After a record high of 29 last month, the Richmond Fed’s monthly reading on the manufacturing sector was expected to decline. Rather than the drop to 20 that was forecasted, this month’s decline left the index even lower at 15. The 14-point month-over-month decline is the largest since the spring and tied January of 1999 and April of 2004 for the sixth-largest monthly decline in the index’s history. Considering that historically large decline is coming off the record high, though, the November reading is still consistent with further improvements in the district’s manufacturing sector just at a decelerated rate from October.
Given the large decline in the headline index experienced, breadth in this month’s report was notably weak. Across the 17 different sub-indices, all but four turned lower this month.
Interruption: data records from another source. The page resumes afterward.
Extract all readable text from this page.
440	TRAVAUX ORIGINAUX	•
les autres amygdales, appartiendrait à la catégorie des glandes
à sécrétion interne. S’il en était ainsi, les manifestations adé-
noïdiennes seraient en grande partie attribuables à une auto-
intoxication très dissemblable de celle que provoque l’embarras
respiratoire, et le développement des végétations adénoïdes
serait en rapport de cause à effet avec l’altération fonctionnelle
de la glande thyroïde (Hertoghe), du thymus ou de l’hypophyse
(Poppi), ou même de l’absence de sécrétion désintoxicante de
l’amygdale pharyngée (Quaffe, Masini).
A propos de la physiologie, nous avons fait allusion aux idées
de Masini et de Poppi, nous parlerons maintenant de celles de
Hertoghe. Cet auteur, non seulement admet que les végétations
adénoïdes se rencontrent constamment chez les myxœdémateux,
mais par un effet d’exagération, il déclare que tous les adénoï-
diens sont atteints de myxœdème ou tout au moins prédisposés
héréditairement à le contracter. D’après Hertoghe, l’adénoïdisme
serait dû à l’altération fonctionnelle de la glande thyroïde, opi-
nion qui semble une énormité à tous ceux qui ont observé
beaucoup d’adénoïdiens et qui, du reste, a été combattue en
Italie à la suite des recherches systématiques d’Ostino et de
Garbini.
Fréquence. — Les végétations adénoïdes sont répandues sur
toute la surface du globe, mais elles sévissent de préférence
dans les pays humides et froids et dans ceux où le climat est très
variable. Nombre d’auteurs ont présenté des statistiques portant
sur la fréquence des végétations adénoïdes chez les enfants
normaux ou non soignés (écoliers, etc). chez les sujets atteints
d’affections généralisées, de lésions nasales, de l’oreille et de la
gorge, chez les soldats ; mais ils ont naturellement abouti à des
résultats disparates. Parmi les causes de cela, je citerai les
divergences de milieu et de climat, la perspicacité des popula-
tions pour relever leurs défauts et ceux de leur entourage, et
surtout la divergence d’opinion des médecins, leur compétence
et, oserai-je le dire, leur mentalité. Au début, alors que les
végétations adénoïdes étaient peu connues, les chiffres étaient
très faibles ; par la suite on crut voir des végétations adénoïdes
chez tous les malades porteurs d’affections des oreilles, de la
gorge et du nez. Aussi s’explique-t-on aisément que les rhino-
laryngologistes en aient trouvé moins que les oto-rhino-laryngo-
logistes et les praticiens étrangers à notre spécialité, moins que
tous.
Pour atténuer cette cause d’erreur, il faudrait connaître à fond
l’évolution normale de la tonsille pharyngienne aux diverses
As shown in the table below, similar to the composite reading, some of those declines were in the bottom 5% of all month over month changes on record for those respective indices. Granted, for several indices, those large declines come from historically elevated levels. As for those indices that managed to avoid a decline, Service Expenditures went unchanged, Raw Material Inventory declines decelerated, and prices paid and received both rose. Again though, the bulk of these readings were still indicative of expansionary activity but at a slower rate than the prior month.
While current conditions broadly showed deceleration, expectations were more optimistic. There were still a handful of indices for future expectations that declined this month—with those for Finished Good Inventories, Wages, and Availability of Skills the most significant decliners—but generally speaking outlook has continued to improve.
While still consistent with gains in new orders, the growth rate moderated significantly in November as the index dropped 20 points from a near-record high of 32 down to 12. Whereas the decline in November resulted in most other indices staying at the high end of their historical ranges, new orders is less elevated from a historical perspective only in the 73rd percentile. Similarly, the backlog of orders continues to grow but at a slower rate. Granted, the deceleration of order backlogs was much smaller than new orders in November as the index only dropped 3 points down to 11 which is still in the upper decile of all readings.
Given orders are still growing, inventories continue to be drawn upon at a rapid rate. In terms of raw material inventories, this month saw a contraction for just a fourth time in the history of the survey. Three of those contractionary readings have come from the past three months with last month’s reading a record low. Finished good inventories on the other hand are being drawn upon at a more rapid rate. That index fell 5 points this month to a record low of -7.
Other than the indices for inventories, those covering expenditures are the other indices that remain at historically low levels. This month saw sizable declines for Capital Expenditures and Equipment and Software Expenditures with the reading of the former consistent with more firms reducing spending rather than increasing. In other words, broadly speaking companies are not increasing spending on capital like they were a few months ago.
While that side of the production function has weakened, employment metrics are a bit healthier. As with the rest of the survey this month, these readings were consistent with decelerations, but overall manufacturing firms continue to increase hiring, wages, and workweek while they also report a lack of workers with in-demand skills.